Shared responsibility for cancellation

We accepted that Maureen did not intend cancelling the premium cover entirely.  However, Judy did not clarify the extent of Maureen’s instructions, which contributed to the error in the cancellation letter.  We considered Maureen had also contributed to the loss by signing the cancellation letter and not noticing the premium cover was missing from the remaining cover set out in the insurer’s letter following the cancellation.

In our view, we considered it would be reasonable for Maureen and Judy to share the loss.  We suggested that Maureen and Judy meet to discuss their respective contributions to Maureen’s loss and how the complaint might be resolved.  While Maureen was prepared to meet, Judy declined.

Outcome

Insurer calculates Maureen’s net loss

If the premium cover had remained in place the insurer would have paid Maureen and Brian’s insurance premiums for the next 8 years, when Maureen turned 65.  We asked the insurer to calculate the amount Maureen was likely to pay for all her insurance policies over the next 8 years and the amount she would have paid for the premium cover, leaving Maureen with a net loss of $44,704.92. 

Discounted to reflect contingencies

We then discounted $44,704.92 by one third, to take into consideration the possibility that Maureen’s need to pay the premiums could cease at any point – she could die or return to work meaning she would no longer be entitled to the premium cover benefit (had it still existed). 

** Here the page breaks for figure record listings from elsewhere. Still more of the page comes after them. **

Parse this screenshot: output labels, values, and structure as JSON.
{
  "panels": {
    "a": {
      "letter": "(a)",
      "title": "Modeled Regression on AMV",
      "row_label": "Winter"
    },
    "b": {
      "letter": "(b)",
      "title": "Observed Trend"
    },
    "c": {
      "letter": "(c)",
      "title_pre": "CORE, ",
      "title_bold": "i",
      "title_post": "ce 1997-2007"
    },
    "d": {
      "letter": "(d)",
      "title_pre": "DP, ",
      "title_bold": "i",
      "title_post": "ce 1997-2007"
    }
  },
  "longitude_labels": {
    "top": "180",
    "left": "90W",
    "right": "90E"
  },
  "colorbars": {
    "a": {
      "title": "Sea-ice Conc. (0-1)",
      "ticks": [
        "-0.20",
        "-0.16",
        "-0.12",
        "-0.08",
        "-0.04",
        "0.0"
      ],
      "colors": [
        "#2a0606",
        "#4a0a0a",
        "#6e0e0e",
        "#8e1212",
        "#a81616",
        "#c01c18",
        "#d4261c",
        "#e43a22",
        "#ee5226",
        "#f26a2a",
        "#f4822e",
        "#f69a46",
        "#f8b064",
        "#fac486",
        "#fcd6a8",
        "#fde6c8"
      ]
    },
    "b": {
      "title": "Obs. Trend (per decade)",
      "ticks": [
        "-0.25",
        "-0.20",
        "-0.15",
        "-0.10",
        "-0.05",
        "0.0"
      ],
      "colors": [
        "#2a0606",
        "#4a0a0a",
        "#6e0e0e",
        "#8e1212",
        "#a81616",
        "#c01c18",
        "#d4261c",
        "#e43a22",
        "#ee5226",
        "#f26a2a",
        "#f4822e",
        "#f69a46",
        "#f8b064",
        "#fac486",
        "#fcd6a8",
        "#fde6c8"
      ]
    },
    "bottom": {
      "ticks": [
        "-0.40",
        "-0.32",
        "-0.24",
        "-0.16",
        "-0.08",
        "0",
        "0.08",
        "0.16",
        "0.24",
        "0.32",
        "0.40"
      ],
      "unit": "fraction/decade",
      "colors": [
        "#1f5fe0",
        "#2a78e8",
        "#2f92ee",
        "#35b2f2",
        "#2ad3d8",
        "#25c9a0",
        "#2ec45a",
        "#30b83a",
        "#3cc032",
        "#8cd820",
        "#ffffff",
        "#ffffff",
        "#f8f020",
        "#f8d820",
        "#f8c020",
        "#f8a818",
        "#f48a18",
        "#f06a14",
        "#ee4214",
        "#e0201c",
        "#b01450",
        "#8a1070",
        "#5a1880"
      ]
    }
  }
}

Discounted again to take Maureen’s contribution into consideration

We then took the discounted figure of $29,995.29 and deducted a further 60% to take into consideration Maureen’s contribution to the situation.  We decided that Maureen was marginally more responsible for the loss because she had two opportunities to discover the loss and Judy did not.  A 60% reduction brought the compensation to $11,998.

Discounted further because payment now has additional value

Finally, we needed to take into consideration the value of money paid to Maureen now, in advance of her obligation to pay the premiums.  If Maureen were to invest $10,000 earning compounding interest of 5%, paying tax at 17.5%, she would have $12,286 after 8 years, close to the $11,998 already calculated.

We therefore recommended Judy pay Maureen $10,000.  Maureen was disappointed with the amount of compensation we proposed, but accepted our recommendation and the complaint was resolved on this basis.

Our insight

Insurance advisers are providing expert advice that can have serious and far-reaching consequences for their clients.  It is essential that insurance advisers carefully clarify and explain the consequences of their client’s instructions.  When communicating with insurers, and their clients, adviser should ensure instructions are clear and unambiguous.  We also stress again the importance of accurate records made at the time advice is given.